OTTAWA(AP)
The head of the international body that oversees the Kyoto
treaty said Monday that Canada's new climate change plan does
not guarantee that greenhouse gas emissions will decrease.
Yvo de Boer, executive secretary of the United Nations Framework
Convention on Climate Change, criticized the Conservative
government's plan to reduce emissions, which focuses on
reducing the intensity of emissions rather than tough, overall
curbs as other Kyoto signatories have done.
Intensity reduction allows industries to increase their
greenhouse gas outputs as they raise production.
"You can still see a reduction in absolute terms, but you
can't guarantee how much the reduction is going to be in
absolute terms," de Boer said in an interview Monday from his
office in Bonn, Germany.
"If you have a very stringent relative reduction target,
but your economy grows by 30 percent, then your emissions could
still end up going up."
Al Gore condemned Canada's new plan to reduce greenhouse
gases on Saturday, saying it was "a complete and total
fraud" because it lacks specifics and gives industry a way to
actually increase emissions.
De Boer suggested there is some confusion over how Canada
intends to live up to the Kyoto Protocol, which it signed in 1997.
To date, no official has said the government is withdrawing from
the treaty but the Kyoto targets have been abandoned. Kyoto
requires 35 industrialized countries to cut greenhouse-gas
emissions by 5 percent below 1990 levels by 2012.

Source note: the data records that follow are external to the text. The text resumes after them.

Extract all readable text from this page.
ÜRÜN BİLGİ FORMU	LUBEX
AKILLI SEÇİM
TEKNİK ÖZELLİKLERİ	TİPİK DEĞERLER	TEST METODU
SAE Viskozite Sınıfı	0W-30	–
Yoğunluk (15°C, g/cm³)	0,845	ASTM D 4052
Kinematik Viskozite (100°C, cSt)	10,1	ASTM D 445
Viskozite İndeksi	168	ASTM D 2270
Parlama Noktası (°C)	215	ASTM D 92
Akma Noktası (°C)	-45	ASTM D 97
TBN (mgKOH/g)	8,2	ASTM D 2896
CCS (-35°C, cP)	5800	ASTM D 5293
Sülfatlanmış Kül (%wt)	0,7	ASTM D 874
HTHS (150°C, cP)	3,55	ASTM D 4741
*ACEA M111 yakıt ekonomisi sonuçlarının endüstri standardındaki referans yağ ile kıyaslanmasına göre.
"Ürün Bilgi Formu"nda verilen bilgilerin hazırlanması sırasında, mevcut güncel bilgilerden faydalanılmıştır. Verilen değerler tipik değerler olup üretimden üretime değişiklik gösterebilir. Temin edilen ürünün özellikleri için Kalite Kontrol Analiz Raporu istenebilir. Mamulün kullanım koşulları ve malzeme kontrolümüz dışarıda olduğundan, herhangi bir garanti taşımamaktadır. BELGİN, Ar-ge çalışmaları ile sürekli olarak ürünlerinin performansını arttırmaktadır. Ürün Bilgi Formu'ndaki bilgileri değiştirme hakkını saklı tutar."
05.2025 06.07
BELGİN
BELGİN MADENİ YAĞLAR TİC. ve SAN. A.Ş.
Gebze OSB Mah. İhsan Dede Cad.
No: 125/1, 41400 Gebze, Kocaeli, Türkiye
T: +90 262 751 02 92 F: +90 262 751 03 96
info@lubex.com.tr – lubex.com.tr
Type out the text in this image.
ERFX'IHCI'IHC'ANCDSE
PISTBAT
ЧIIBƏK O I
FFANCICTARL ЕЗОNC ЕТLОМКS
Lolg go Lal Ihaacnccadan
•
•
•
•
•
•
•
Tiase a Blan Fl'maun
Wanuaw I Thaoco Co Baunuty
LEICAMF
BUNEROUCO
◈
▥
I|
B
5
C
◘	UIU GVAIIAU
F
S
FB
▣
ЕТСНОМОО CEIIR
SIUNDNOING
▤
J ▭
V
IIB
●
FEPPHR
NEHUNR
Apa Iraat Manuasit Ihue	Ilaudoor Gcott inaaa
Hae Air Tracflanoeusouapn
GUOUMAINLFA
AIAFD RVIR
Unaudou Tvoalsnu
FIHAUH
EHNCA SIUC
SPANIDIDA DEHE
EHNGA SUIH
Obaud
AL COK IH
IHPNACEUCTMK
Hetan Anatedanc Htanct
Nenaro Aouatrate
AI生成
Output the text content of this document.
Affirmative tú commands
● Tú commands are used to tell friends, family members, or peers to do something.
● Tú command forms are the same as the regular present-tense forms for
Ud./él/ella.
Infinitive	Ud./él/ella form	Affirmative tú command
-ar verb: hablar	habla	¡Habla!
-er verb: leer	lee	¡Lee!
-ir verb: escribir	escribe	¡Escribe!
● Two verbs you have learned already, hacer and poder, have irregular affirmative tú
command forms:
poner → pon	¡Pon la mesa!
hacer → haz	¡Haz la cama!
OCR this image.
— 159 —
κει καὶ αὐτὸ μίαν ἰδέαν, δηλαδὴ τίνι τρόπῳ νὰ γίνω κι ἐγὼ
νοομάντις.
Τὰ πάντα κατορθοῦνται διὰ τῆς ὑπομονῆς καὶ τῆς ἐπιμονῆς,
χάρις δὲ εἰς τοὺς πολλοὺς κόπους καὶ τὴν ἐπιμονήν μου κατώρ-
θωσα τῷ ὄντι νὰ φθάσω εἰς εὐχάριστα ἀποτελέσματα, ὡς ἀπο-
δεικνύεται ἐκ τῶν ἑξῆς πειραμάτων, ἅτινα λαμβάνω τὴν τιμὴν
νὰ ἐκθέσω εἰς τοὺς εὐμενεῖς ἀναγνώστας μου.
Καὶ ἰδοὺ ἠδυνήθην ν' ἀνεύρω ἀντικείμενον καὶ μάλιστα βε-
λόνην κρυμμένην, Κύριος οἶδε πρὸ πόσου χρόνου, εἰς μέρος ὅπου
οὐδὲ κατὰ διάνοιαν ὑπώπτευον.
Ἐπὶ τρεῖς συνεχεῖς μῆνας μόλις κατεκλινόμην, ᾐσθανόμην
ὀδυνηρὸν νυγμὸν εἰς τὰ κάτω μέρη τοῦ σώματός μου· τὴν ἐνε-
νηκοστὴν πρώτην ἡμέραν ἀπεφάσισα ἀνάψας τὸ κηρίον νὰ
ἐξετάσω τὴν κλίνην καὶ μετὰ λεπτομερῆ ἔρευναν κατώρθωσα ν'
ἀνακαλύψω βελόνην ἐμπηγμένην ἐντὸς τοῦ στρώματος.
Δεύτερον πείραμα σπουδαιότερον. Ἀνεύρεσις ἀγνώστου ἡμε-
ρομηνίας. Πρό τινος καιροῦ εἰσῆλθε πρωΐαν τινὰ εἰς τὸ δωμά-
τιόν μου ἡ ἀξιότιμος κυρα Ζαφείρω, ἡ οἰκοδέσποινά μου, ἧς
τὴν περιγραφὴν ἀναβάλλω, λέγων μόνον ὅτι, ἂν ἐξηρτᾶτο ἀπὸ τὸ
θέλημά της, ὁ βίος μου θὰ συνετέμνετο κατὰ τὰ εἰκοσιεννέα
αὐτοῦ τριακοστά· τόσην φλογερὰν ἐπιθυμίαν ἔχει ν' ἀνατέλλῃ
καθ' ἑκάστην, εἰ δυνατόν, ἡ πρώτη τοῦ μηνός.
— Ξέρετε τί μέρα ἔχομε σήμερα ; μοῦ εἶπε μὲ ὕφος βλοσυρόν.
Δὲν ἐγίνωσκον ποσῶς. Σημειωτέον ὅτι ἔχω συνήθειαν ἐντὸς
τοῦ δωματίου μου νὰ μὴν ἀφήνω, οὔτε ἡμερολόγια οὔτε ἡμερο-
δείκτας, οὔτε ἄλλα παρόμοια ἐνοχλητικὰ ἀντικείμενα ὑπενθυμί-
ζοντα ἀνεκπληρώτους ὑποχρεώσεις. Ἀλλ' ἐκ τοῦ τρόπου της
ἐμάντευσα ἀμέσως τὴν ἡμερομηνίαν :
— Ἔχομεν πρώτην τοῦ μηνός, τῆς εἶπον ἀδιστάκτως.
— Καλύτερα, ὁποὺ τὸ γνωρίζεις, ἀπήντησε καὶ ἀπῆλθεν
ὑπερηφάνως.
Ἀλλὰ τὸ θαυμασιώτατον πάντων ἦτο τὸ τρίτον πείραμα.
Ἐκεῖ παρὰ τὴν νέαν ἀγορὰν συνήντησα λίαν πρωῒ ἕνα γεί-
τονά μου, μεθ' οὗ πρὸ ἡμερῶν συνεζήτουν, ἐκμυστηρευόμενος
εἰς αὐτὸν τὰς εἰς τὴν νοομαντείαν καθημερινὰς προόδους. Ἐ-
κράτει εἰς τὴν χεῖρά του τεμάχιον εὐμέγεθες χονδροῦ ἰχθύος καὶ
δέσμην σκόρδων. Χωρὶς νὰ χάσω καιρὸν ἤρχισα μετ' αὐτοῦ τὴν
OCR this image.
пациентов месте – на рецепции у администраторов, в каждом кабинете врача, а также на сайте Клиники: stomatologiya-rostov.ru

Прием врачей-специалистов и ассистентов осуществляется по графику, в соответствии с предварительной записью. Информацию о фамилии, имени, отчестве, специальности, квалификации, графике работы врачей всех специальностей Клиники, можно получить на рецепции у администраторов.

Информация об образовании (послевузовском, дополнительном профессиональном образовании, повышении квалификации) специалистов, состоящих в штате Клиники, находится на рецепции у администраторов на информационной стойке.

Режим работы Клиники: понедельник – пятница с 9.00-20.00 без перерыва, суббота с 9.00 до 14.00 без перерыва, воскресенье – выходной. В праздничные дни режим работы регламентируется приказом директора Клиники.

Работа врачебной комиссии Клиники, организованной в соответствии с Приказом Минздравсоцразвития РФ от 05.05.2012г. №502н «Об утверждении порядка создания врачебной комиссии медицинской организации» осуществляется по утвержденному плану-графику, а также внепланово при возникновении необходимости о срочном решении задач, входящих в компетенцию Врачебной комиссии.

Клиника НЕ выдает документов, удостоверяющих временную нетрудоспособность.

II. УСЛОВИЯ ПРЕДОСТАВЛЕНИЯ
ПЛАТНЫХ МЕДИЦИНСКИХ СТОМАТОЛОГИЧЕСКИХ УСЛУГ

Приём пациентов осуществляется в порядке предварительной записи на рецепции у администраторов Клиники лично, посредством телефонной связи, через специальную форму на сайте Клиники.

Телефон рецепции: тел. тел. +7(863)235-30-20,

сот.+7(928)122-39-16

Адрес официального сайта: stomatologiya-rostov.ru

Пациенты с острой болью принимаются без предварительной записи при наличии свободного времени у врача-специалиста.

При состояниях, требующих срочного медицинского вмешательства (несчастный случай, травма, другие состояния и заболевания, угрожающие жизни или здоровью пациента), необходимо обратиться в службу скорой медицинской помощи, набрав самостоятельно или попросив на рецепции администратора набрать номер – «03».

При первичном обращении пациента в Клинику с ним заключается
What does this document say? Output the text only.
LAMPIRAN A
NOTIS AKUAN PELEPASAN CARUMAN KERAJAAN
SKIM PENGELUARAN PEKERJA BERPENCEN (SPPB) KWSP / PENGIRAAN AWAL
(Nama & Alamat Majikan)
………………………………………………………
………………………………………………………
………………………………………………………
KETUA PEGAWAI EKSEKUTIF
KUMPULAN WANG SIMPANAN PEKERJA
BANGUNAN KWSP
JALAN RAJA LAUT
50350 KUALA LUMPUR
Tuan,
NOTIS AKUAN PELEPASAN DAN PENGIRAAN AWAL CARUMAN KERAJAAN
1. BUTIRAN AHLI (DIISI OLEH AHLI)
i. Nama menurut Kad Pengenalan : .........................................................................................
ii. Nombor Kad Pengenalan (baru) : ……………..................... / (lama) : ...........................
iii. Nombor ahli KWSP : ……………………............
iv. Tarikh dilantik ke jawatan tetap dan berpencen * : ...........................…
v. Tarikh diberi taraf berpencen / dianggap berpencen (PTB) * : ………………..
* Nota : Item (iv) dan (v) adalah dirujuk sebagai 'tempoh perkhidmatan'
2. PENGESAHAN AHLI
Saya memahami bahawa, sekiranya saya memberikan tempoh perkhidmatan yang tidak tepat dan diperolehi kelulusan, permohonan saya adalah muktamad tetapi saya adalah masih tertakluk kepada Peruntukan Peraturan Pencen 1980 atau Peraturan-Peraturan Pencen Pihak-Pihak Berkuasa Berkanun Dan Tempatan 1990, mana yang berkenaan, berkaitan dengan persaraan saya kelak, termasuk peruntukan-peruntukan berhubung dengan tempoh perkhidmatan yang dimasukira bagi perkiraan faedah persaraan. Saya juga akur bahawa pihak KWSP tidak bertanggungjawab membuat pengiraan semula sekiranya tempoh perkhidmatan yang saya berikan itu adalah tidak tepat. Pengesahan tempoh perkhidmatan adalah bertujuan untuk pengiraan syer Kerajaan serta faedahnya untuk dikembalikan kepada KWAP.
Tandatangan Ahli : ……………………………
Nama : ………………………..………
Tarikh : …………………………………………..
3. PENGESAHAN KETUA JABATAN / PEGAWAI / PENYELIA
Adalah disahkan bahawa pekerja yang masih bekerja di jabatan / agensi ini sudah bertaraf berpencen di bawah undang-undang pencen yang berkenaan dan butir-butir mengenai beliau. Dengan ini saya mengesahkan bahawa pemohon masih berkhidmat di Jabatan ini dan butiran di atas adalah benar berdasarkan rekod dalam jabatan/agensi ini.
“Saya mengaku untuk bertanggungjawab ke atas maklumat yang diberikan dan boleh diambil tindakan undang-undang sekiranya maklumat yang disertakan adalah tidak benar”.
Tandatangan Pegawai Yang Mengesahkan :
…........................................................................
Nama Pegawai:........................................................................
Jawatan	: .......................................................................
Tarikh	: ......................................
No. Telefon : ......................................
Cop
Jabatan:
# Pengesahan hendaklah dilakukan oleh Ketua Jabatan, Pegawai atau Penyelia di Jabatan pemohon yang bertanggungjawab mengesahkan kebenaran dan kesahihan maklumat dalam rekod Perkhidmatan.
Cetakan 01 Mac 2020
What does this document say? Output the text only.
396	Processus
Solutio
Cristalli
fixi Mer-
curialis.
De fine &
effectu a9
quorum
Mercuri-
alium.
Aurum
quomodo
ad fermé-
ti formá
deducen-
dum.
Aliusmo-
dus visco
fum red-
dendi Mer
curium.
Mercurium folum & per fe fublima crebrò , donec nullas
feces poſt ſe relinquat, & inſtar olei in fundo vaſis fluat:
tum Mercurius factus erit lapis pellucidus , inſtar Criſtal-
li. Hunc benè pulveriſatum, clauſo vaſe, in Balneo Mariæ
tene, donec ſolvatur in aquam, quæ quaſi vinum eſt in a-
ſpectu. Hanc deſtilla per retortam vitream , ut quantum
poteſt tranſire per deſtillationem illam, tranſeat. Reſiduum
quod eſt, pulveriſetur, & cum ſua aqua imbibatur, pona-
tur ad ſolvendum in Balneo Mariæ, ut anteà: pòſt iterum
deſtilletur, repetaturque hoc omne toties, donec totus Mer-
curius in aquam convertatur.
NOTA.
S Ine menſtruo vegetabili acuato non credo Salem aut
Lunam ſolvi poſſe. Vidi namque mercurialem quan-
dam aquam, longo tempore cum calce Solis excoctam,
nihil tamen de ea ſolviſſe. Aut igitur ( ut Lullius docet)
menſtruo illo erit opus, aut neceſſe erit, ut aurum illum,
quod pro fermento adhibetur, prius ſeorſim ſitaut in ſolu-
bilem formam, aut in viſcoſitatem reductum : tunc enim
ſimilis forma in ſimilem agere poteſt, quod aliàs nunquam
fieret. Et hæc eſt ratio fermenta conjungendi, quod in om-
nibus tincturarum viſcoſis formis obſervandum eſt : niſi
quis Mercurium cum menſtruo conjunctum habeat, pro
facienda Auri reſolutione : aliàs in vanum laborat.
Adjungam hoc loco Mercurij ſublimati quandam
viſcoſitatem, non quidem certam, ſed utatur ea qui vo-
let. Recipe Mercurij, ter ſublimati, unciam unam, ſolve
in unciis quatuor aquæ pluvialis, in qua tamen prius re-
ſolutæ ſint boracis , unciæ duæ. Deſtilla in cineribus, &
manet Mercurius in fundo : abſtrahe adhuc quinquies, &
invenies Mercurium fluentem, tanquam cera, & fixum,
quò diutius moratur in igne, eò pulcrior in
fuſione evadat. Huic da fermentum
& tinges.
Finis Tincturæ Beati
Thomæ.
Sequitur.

The Conservatives have said meeting Kyoto targets would have
created an economic disaster for the Canadian economy.
De Boer called Canada new plan "less ambitious."
Under the initiative announced last week, Canada aims to reduce
the current level of greenhouse gas emissions 20 percent by 2020.
But the government acknowledged it would not meet its obligations
under Kyoto.
The country's emissions are now 30 percent above 1990
levels.
The Conservative government's strategy focuses both on
reducing the intensity of emissions of gases blamed for global
warming and improving air quality. But the plan failed to spell out
what many of its regulations will look like.